Os cientistas identificaram que a variante do vírus oropouche (OROV) responsável pelo surto de febre oropouche no norte do Brasil já se espalhou para Bahia, Espírito Santo e Santa Catarina.
No novo estudo, publicado na revista científica The Lancet, pesquisadores do grupo Fleury e da Universidade Federal de Minas Gerais (UFMG) confirmaram ainda a existência de duas novas mutações, presentes nesses mesmos estados.
As alterações no genoma do vírus podem ter contribuído para a sua propagação pelo país, para o aumento dos casos e para as graves manifestações da doença, que causou as duas primeiras mortes no mundo em 2024.
Este ano, o Brasil registrou mais de 7,8 mil casos de febre oropouche em 22 estados, segundo dados do Painel de Monitoramento de Arboviroses do Ministério da Saúde. Para efeito de comparação, em 2023, foram 831 casos da doença, todos em estados da região Norte (Acre, Amazonas, Rondônia e Roraima).
Novo passo para entender o vírus
As informações do estudo complementam o que pesquisas da Fundação Oswaldo Cruz (Fiocruz) já indicavam sobre o genoma do vírus que deu início ao surto da febre oropouche no Norte do país, em 2022.
Segundo análise da Fiocruz, o aumento de casos foi causado por uma nova linhagem de OROV que surgiu no Amazonas entre 2010 e 2014 e se espalhou silenciosamente ao longo da última década.
Agora, a nova pesquisa mostra que essa mesma variante já chegou à Bahia, ao Espírito Santo e a Santa Catarina, o que indica a propagação do vírus por todo o país.
Mutações
Os cientistas também encontraram novas mutações datadas do período entre 2023 e 2024após o início do surto. Isto indica que a propagação do vírus nos últimos dois anos pode ter desencadeado alterações no seu genoma.
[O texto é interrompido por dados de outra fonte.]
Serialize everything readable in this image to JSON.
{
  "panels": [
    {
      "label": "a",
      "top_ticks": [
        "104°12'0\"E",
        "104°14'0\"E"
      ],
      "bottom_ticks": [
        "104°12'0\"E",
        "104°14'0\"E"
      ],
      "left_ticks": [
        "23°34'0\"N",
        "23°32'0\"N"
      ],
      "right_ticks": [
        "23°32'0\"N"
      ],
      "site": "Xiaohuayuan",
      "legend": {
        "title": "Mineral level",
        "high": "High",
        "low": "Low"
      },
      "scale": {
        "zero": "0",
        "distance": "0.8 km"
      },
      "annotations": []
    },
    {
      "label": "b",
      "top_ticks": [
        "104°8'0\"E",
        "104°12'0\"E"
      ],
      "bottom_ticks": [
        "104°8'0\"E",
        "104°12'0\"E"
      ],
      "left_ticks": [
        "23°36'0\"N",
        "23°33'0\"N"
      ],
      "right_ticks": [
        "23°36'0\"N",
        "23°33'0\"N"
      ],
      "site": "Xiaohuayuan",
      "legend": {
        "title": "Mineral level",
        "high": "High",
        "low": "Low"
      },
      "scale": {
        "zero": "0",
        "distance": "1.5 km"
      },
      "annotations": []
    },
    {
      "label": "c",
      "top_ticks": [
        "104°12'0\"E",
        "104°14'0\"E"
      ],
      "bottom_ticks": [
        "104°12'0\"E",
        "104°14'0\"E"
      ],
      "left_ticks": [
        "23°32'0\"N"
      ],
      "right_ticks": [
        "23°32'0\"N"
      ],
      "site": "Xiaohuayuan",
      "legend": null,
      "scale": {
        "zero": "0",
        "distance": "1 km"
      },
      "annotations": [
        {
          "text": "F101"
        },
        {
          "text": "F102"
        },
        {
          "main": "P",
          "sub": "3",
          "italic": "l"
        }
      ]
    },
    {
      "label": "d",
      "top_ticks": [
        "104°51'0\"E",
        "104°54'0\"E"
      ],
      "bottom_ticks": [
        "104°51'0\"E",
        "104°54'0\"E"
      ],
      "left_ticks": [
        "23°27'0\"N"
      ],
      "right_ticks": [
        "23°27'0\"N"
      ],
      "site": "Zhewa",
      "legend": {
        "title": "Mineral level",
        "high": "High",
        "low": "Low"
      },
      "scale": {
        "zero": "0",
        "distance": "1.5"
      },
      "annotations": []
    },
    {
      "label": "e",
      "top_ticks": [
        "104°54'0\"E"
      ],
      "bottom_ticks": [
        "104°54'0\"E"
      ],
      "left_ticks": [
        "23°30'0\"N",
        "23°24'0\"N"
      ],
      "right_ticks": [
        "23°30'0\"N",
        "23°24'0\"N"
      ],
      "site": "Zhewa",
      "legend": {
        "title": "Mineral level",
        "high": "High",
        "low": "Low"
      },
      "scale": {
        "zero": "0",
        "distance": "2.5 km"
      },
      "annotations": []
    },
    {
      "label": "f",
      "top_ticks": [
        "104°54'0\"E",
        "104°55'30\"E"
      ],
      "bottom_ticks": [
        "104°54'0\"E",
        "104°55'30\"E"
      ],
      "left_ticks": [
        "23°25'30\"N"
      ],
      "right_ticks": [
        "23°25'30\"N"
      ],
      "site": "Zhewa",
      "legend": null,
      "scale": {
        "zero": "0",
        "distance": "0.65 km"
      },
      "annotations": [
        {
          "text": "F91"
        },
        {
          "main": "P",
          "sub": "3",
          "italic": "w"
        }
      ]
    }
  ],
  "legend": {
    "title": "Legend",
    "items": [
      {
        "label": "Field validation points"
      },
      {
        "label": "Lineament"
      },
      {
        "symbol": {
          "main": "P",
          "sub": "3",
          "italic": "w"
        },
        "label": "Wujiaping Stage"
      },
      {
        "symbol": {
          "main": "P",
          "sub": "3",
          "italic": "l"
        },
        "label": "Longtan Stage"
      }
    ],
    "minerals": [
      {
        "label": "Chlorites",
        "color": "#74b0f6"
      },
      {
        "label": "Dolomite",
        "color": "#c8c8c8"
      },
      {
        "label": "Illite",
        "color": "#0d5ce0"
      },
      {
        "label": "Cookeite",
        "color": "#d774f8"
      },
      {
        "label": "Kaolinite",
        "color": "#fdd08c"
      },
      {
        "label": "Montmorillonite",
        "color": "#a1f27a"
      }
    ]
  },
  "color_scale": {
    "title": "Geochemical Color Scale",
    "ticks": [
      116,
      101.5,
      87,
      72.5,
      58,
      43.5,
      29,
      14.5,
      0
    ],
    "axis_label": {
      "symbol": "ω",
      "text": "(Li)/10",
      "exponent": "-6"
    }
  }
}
“À medida que o vírus é transmitido, ocorrem mutações”, afirma Daniela Zauli, coordenadora de Pesquisa e Desenvolvimento do Grupo Fleury.
Pesquisas indicam que o vírus passou por um rearranjo – mudanças que impactam maior parte do seu DNA. Evidências indicam que o OROV se reorganizou com outros dois microrganismos de sua família: o vírus Iquito e o PEDV, que circulam na Amazônia e têm potencial para infectar humanos.
“O vírus tem três pedacinhos. O que aconteceu num determinado momento é que dois ou até três vírus diferentes contaminaram a mesma célula. Ao embalar um novo vírus, em vez de levar os três segmentos de um mesmo oropouche, levaram um pedacinho de outros vírus, que são semelhantes”, explica o infectologista Celso Granato, diretor clínico do Grupo Fleury que não participou do estudo .
Essa troca com outros vírus pode acontecer eventualmente, segundo especialistas. “Isso faz parte da evolução natural (dos vírus). Temos que estar atentos ao que essa evolução traz para o ser humano”, afirma Daniela.
Ela ressalta que não é possível afirmar se essas mutações estão relacionadas a casos graves de febre oropouche ou a alterações na forma de propagação do vírus. Novos estudos deverão investigar essas associações.
A febre Oropouche é transmitida pelo inseto Culicoides paraenses conhecido como maruim ou flebotomíneo. “Quando você tem uma mutação, isso pode gerar a capacidade de ser transmitido por outros tipos de insetos”, diz Granato. “Falando em hipótese, se esse vírus se adaptar bem ao Aedes aegypti, por exemplo, isso é muito ruim porque é um mosquito que está mais disseminado no país”, completa.
Especialistas enfatizam a importância da ampliação dos testes porque as amostras fornecem material de análise e permitem aos pesquisadores entender se alterações no OROV exigem mudanças nas medidas de prevenção de doenças, por exemplo.
“Essa vigilância genética do vírus é de extrema importância porque é por meio dela que entenderemos melhor como esse vírus está se comportando em um país como o Brasil, que é tão heterogêneo”, finaliza Granato.